Mit steigendem Alter kommt es zu einem deutlichen Anstieg der früh aktivierten CD8+-T-Zellen in den MLN, der durch die Transplantation von fäkalen Mikrobiota von jungen Mäusen rückgängig gemacht wird. Im Gegensatz dazu blieben die CD8+-T-Zellen mit Gedächtnisfunktion (CD44hi) unbeeinflusst. Auch ließ sich der altersbedingte Rückgang von Interferon-γ und IL-5, die beide vorwiegend von T-Zell-Populationen produziert werden, durch eine Mikrobiom-Transplantation nicht umkehren. Das könnte mit dem Voranschreiten der Immunoseneszenz zusammenhängen.
Somit scheint in erster Linie die periphere Immunität durch eine Mikrobiom-Transplantation beeinflusst zu werden. Besonders empfindlich reagiert das MLN-Immunprofil von älteren Tieren darauf.
Neben den Auswirkungen auf das Immunsystem untersuchte die Gruppe auch altersbedingte Veränderungen im Gehirn, bevorzugt Veränderungen im Hippocampus, und den Einfluss, den eine Mikrobiom-Transplantation auf diese Homöostase entfalten kann.
Altern führte zu signifikanten Unterschieden im Spektrum bestimmter Metabolite. Die Wissenschaftler konnten zeigen, dass 35 Metabolite eines älteren Hippocampus durch eine Mikrobiom-Transplantation auf das Niveau junger Tiere zurückgeführt wird. Zusätzlich zu zahlreichen Aminosäuren, die eine entscheidende Rolle bei der Neurotransmission spielen, ändert sich beispielsweise auch die Retinol-Konzentration im Alter. Sie ließ sich auf das Niveau junger Mäuse zurückführen. Die Autoren spekulieren, dass gerade die Verbesserung des Vitamin-A-Spiegels im Alter ein entscheidender Faktor für die Vorteile der Mikrobiom-Transplantation sein könnte.
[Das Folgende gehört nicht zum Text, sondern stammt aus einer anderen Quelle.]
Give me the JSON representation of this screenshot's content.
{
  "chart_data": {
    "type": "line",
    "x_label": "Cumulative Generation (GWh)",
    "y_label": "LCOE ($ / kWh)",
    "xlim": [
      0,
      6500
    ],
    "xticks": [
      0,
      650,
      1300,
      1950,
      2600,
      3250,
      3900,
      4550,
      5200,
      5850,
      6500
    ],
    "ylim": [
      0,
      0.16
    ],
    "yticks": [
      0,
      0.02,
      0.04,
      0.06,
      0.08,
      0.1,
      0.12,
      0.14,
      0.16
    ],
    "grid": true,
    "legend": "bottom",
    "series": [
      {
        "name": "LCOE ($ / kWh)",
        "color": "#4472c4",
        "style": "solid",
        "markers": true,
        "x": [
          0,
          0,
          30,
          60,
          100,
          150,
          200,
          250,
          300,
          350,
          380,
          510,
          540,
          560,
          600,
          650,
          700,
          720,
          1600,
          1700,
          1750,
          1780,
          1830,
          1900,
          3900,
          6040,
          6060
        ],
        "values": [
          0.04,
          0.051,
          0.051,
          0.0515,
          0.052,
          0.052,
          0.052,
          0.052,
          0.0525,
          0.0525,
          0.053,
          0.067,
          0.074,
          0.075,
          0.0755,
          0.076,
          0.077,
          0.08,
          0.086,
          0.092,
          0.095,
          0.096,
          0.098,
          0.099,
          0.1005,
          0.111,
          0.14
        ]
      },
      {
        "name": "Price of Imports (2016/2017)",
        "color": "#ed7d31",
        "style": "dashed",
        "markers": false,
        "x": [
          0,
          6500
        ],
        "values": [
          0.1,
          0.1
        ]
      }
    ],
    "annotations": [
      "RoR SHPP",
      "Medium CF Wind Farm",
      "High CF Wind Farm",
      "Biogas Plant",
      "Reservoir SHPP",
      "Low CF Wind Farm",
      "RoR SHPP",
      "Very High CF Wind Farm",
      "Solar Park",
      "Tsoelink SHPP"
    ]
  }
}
Ebenfalls gehören GABA und N-Glykolylneuraminat zu den Metaboliten, deren ursprüngliche Balance durch die Maßnahme wiederhergestellt werden kann. Beide Metabolite spielen eine entscheidende Rolle bei der Kognition und der Plastizität des Gehirns, und eine veränderte GABA-erge Signalübertragung steht in engem Zusammenhang mit Alterungsprozessen und dem kognitiven Abbau.
In Übereinstimmung mit früheren Forschungsergebnissen nahm auch der Gehalt an Arginin mit dem Altern zu. Dies kann sich auf den Stickoxid-Signalweg und die Neurodegeneration auswirken. Die Umkehrung dieses Alterungsprozesses durch eine Mikrobiom-Transplantation deutet auf mögliche neuroprotektive Wirkungen junger Mikrobiota auf ein gealtertes Gehirn hin.
Aus ihrer Studie schließen die Autoren, dass ihre Ergebnisse das Potenzial des Darmmikrobioms als therapeutisches Agens zur Förderung eines gesunden Alterns aufzeigen. Bis zu einer Anwendung am Menschen wird sicherlich noch ein langer Weg zu gehen sein.
Künftige Forschungsarbeiten sind erforderlich, um zu untersuchen, wie spezifische Bakterien oder ihre Stoffwechselprodukte innerhalb des Mikrobioms für diese Wirkungen verantwortlich sein könnten.